When MRI Doesn’t Tell the Whole Story: A Rare Presentation of AQP4-IgG Positive NMOSD

When MRI Doesn’t Tell the Whole Story: A Rare Presentation of AQP4-IgG Positive NMOSD

Dr. Ramnik Garg
Consultant Neurologist, Aadhar Health Institute, Hisar

A 54-year-old woman presented with rapidly progressive, painless bilateral vision loss over 10 days. Ophthalmological examination was unremarkable. MRI brain showed bilateral white matter demyelinating lesions, while contrast MRI of the orbits revealed no evidence of optic neuritis.

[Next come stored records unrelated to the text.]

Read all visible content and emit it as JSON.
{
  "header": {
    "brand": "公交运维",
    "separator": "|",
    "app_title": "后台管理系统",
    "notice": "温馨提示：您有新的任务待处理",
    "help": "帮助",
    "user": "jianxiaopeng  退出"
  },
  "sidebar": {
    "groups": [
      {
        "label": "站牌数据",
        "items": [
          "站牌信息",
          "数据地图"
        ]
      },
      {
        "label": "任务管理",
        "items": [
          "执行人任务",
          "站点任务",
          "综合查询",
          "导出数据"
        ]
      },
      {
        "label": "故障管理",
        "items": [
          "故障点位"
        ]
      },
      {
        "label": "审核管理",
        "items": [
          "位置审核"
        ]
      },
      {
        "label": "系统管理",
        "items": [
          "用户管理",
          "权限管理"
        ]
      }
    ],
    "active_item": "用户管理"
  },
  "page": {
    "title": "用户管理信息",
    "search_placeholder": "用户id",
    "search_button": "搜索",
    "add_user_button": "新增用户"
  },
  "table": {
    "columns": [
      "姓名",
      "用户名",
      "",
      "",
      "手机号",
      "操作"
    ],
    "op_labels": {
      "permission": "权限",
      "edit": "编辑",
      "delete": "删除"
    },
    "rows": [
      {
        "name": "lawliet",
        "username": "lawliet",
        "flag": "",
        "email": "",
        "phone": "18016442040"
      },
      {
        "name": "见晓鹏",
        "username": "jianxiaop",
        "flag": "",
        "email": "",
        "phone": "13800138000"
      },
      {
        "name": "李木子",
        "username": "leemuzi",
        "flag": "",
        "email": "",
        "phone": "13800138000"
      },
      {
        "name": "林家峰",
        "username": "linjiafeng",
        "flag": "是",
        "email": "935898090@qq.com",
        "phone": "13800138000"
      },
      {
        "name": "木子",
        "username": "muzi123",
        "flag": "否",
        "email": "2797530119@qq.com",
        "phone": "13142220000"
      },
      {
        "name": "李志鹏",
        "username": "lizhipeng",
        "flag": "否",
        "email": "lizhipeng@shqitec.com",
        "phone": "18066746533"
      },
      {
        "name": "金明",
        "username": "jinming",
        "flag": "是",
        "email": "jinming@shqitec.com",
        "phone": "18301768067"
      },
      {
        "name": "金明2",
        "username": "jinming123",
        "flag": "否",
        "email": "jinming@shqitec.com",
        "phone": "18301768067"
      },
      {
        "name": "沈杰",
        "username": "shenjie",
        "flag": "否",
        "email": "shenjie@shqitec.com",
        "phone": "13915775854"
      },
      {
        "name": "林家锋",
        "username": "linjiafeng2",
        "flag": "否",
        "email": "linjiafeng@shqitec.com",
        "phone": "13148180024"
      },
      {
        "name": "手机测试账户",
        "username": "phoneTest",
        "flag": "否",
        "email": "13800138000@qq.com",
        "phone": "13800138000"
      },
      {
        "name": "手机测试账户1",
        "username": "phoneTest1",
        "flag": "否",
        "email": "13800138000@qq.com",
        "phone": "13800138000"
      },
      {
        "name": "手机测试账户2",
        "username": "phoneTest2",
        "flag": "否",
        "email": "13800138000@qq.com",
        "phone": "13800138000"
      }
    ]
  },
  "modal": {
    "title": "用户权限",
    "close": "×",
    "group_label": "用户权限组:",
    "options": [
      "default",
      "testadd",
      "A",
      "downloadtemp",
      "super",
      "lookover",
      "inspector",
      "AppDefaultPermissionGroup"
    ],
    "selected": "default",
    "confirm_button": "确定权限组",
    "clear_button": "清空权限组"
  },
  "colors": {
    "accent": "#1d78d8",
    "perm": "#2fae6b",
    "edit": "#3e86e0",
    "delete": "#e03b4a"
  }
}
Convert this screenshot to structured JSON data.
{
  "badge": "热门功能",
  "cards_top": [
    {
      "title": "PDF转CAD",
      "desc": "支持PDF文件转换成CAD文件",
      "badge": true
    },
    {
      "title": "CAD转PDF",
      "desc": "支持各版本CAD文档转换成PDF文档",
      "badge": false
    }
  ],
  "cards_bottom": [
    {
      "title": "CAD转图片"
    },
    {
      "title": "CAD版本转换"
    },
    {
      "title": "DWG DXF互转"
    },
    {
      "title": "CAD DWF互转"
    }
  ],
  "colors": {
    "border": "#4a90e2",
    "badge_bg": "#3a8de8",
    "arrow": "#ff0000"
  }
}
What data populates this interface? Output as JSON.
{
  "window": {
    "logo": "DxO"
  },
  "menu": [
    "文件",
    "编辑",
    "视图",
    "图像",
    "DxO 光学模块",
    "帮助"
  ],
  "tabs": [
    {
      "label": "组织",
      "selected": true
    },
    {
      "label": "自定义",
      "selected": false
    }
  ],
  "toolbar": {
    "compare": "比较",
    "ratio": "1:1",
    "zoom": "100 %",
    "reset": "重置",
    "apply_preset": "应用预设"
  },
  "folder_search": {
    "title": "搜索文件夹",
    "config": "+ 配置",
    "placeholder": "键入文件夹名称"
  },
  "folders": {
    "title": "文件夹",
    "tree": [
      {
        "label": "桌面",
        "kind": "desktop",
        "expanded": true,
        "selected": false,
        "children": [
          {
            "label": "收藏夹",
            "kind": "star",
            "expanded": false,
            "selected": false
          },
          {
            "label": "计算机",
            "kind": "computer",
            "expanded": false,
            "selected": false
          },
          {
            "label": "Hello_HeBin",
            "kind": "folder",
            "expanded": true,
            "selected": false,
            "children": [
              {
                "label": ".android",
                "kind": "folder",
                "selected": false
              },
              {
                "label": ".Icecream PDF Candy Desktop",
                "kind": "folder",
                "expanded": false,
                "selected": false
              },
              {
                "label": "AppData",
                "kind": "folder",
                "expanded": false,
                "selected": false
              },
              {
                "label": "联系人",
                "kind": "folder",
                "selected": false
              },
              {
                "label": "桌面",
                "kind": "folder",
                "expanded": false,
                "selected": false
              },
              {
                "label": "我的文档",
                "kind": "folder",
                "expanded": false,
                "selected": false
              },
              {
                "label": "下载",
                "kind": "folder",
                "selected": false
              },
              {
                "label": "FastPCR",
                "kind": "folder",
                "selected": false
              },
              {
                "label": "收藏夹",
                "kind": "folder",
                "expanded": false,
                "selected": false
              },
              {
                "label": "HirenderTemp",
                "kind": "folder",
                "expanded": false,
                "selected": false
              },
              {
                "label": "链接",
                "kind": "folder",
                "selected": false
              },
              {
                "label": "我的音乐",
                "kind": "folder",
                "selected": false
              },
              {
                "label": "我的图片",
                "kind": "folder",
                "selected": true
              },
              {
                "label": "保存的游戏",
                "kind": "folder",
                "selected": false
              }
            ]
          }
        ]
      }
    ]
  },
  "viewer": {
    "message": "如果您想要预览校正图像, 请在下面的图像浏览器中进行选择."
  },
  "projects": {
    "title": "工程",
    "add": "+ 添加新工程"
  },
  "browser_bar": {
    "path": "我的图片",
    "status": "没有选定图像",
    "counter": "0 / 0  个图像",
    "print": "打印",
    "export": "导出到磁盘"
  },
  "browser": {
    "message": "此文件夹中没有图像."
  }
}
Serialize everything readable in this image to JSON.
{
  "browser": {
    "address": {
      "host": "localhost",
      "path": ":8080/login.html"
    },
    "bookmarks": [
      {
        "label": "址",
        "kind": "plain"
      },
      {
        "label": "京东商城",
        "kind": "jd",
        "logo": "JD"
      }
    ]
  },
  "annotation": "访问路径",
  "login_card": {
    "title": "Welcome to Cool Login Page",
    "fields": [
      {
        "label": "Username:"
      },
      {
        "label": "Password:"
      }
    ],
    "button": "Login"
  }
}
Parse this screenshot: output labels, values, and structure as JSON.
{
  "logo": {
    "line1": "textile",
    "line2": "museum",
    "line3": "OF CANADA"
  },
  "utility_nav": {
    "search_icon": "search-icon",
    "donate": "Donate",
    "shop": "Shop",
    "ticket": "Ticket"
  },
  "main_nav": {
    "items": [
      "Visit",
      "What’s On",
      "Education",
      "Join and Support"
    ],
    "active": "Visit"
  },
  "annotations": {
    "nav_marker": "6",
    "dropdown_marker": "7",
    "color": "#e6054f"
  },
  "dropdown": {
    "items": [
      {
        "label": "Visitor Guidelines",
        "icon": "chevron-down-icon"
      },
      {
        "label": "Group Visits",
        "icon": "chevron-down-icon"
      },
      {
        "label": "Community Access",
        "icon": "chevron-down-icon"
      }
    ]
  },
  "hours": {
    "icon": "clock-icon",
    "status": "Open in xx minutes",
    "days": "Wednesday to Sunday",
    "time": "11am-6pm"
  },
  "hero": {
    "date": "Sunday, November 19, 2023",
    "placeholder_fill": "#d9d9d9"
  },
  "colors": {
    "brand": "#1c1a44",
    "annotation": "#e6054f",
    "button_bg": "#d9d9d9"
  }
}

Further evaluation demonstrated positive AQP4-IgG antibodies, negative MOG-IgG, normal CSF with absent oligoclonal bands, and positive ANA, SSA (Ro), Ro52, SSB (La), and histone antibodies. Flash visual evoked potentials were non-recordable bilaterally, confirming severe optic pathway involvement despite a normal orbital MRI.

She was treated with intravenous methylprednisolone, followed by five sessions of plasma exchange and Rituximab, resulting in significant visual improvement.

Key Message:
A normal orbital MRI does not exclude NMOSD-related optic neuritis. In patients with acute bilateral vision loss, AQP4-IgG testing and visual evoked potentials are crucial for diagnosis. Early immunotherapy can be vision-saving.